At 40 years old, Keira D’Amato is doing something most elite runners have long since stopped even imagining, she’s getting faster, again.
Nearly a decade after stepping away from professional running entirely, walking into real estate, motherhood, and what she calls an “eight-year halftime show,” D’Amato has become one of the most compelling figures in American distance running.
Her new memoir, Don’t Call It a Comeback, co-written with journalist Evelyn Spence and released this week, tells the story of how she rebuilt her life and running career on her own terms, one brutally honest, often hilarious mile at a time.
In the book, D’Amato shares how, in 2016, after years off from running, her mother-in-law encouraged her to take a break from parenting duties and go for a jog. She set a modest goal, three minutes. Ninety seconds in, she was gasping for air and crying on the side of the road.
“If you just heard, ‘this woman has broken the American record,’ you assume she’s always been at the top,” she told Sports Business Journal. “And I’m not that at all. I started with a 90-second run.”
Since that moment, her trajectory has been anything but typical. In 2022, she shattered the U.S. women’s marathon record in Houston with a 2:19:12 win. She went on to break the national half marathon record in 2023 and recently clocked the fastest 10-mile road time in the world, along with a Masters 10K record.
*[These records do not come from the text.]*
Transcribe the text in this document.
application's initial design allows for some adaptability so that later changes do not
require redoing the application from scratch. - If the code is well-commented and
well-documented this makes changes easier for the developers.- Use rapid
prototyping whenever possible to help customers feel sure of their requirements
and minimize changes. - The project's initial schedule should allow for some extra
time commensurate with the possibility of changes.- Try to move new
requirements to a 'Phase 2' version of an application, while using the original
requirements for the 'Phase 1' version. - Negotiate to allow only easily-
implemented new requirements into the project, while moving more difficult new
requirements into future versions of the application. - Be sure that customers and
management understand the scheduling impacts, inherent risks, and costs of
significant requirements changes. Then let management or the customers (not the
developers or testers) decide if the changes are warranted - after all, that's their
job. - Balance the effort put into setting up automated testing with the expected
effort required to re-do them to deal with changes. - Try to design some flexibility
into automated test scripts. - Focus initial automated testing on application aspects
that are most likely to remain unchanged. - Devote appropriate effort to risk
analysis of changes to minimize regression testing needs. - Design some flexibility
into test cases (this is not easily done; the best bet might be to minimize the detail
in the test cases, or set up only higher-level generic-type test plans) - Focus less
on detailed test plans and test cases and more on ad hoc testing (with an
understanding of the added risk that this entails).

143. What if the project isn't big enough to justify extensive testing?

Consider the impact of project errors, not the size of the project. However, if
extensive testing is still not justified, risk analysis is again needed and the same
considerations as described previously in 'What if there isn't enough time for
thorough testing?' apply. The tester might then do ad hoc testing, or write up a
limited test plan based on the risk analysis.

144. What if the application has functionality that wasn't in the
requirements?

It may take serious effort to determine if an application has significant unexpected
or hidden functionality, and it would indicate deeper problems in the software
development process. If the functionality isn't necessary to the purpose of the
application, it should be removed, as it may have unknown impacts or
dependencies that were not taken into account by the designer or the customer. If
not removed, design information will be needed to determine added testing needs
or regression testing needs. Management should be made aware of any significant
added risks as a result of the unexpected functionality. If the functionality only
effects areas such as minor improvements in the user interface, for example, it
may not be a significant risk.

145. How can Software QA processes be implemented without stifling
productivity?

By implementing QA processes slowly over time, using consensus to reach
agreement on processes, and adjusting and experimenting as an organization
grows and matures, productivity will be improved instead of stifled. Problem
But what’s more interesting than the records is what D’Amato is doing in between them, and why she’s still at it. After relocating her family to Park City, Utah, she joined the Run Elite Program to train at altitude under Olympic marathoner Ed Eyestone.
Now logging more than 100 miles a week, balancing workouts with school drop-offs, massage therapy, strength training, and, naturally, a few açaí bowls, D’Amato is fully invested in this late-stage racing chapter.
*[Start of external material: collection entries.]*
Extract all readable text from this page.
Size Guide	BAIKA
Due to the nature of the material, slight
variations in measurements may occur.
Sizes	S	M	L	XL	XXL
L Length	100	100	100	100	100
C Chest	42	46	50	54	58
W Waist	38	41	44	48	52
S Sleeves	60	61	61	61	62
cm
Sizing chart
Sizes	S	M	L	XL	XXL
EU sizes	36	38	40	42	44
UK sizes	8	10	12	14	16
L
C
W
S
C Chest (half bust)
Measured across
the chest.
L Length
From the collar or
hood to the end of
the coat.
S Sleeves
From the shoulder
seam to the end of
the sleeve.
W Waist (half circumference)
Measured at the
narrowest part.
Her coach sees her longevity not as a mystery, but as a matter of mileage, literal and emotional.
“It’s not the age, it’s the mileage,” Eyestone told The New York Times.
Because D’Amato left the sport for so long, he believes she may have avoided the wear-and-tear that burns out many pros by their early 30s.

D’Amato doesn’t see herself as an outlier, just as someone who found a new relationship with the sport. What once felt like pressure now feels like purpose. And unlike many pros, she’s not afraid to lose.
“That’s why I felt like a wild card,” she said. “I could totally go big and fail, or not fail, but it can be dangerous to race against someone who’s a little crazy like that, right?”
The memoir, which she describes more as a “rough translation” than a blueprint, is less about glory and more about finding joy after loss, of career, goals, and eventually, her marriage.
After dropping out of the 2024 U.S. Olympic Trials with heatstroke at mile 16, she rewrote the book’s planned ending. The Paris dream didn’t happen. But the running, and the dreaming, hasn’t stopped.
“Real life is full of loose ends,” she said. “I don’t think anyone’s path is perfect or rosy, and I don’t think I’m anything special. But maybe I’ve figured out some special things that can help other people.”
In her memoir, those lessons come in the form of small, stubborn wins.
A local 5K that sparked belief. A root beer float at the end of every long run. A thimble-sized figurine gifted to a strength coach who collects knickknacks. It’s in those details that D’Amato’s story takes flight, not just as a record-setter, but as a reminder that reinvention is rarely neat, and rarely final.
Next up, she’ll race the Copenhagen Half Marathon before heading to Valencia in December. Whether she reclaims her records or not, she’s not done pushing herself, or encouraging others to do the same.
“I’ve reached heights that are higher than I ever thought I could reach,” she said. “So let’s just see how far I can keep going.”